By 1987 — the apex of the golden age of our abdominals — 69 percent of American adults were regular exercisers. Many boomers pursued fitness careers, becoming personal trainers. Others harnessed their workouts to change the world, with groundbreaking AIDS bike rides and breast cancer walks raising millions for worthy causes.

Then something strange happened. Boomers, once the peppiest generation, devolved from fit to flabby. Don't take my word for it. JAMA Internal Medicine recently revealed that boomers are far less fit than their parents were at the same age and are more likely to have diabetes or high blood pressure. Today just 35 percent of boomers exercise regularly; 52 percent have no routine.

What happened? Some blame our fast-food nation with its supersize portions. Kravitz points to the growth of personal technology, which encourages sitting and fiddling with small devices. "Exercise takes effort and time and energy," he says. "In our society we can work, play, entertain and communicate — all while sitting in the same chair."

Naturally, boomers think they're more active than they are. A new study in Medicine & Science in Sports & Exercise finds that people overestimate the amount of exercise they do by almost an hour a week, while underestimating the amount of time they spend sitting by almost two hours a week.

And then there are those irrefutable outcomes of middle age. "In 1990 the first wave of boomers were moving solidly into their 40s," says Smith. "That's a time in life when most people are really busy — with kids, careers, financial obligations, maybe even with aging parents."

And, of course, our own bodies were — and are — aging. Metabolism slows; muscles atrophy. Stuff happens. Knee-replacement surgery has doubled in the past decade, and tripled in the 45-to-64 age group, because of rising rates of obesity and some boomers' unwillingness to give up on their favorite exercise routines. "It's a big adjustment to realize you can't work out like you used to," says Cedric X. Bryant, chief science officer of the American Council on Exercise. No kidding. Easing back into a routine with simple walking and a few push-ups seems so … lame.

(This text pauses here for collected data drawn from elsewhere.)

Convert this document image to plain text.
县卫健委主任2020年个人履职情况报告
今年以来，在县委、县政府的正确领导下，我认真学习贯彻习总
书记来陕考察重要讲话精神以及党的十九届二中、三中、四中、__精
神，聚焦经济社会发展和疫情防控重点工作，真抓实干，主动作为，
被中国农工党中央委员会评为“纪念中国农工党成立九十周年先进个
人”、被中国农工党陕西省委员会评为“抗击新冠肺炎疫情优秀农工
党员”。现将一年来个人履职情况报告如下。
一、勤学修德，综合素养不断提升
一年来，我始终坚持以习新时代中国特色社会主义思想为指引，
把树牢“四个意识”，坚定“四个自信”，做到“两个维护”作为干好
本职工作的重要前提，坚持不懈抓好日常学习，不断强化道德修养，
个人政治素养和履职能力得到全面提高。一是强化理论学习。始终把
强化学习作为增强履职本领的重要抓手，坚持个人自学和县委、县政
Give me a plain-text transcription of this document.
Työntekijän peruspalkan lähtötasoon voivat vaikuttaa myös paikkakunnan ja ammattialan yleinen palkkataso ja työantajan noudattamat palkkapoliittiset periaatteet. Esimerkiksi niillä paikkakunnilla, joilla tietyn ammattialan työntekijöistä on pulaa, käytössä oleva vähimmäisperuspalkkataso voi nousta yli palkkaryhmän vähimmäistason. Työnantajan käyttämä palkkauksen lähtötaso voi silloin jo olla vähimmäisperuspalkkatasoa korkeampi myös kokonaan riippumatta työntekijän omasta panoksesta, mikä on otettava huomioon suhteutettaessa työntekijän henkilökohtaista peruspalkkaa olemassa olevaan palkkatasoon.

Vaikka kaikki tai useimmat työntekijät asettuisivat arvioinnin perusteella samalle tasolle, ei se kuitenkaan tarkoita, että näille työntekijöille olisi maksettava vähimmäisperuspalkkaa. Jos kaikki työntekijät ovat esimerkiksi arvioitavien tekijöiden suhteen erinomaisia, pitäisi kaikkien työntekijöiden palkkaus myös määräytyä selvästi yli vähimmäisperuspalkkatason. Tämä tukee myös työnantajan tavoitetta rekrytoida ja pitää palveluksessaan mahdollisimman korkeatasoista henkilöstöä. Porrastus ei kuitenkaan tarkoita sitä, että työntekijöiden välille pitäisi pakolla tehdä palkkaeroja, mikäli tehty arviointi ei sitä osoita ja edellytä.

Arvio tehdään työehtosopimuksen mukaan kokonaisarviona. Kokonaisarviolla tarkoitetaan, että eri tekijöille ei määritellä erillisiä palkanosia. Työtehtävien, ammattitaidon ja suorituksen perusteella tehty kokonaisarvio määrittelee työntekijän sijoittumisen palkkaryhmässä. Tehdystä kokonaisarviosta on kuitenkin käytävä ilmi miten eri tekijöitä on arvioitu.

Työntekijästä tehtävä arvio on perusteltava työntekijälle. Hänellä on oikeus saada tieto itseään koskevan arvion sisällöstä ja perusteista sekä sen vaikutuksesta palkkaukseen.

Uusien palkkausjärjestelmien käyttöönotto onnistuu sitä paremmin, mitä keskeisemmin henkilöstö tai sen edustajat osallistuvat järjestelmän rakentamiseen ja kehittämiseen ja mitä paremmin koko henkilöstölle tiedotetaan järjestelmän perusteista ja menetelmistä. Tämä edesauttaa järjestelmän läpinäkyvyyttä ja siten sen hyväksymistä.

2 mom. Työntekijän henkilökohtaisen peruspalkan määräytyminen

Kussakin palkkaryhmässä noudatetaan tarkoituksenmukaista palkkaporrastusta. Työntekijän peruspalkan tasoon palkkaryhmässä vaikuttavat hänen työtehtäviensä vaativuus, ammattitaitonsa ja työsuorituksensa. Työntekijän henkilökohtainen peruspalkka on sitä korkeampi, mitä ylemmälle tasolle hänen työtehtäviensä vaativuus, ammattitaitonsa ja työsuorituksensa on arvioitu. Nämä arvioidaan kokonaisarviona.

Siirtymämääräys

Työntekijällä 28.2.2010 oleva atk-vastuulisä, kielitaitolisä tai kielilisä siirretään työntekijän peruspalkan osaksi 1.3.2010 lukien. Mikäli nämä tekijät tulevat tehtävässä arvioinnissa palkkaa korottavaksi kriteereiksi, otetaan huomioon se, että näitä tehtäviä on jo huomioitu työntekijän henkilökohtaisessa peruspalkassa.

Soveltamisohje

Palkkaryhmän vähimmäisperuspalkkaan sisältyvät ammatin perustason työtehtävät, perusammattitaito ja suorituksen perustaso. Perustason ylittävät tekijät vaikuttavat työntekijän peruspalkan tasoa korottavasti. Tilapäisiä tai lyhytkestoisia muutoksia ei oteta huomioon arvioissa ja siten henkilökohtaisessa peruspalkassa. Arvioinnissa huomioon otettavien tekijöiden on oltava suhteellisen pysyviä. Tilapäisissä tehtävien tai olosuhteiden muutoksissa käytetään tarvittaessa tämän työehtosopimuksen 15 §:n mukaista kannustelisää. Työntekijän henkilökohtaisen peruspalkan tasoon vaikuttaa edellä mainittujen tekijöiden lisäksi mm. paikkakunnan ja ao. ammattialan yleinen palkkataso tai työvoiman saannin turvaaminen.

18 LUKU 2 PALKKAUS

And while many boomers will likely find their way back to fitness under a doctor's orders, what we really need to do is rediscover one of the first tenets of fitness — what millions of us learned from Hula-Hoops, roller skates and Solid Gold: It's supposed to be fun. We don't need the surgeon general to tell us what we already learned from James Brown: "Get up offa that thing," sang the late, great Godfather of Soul. "And dance till you feel better."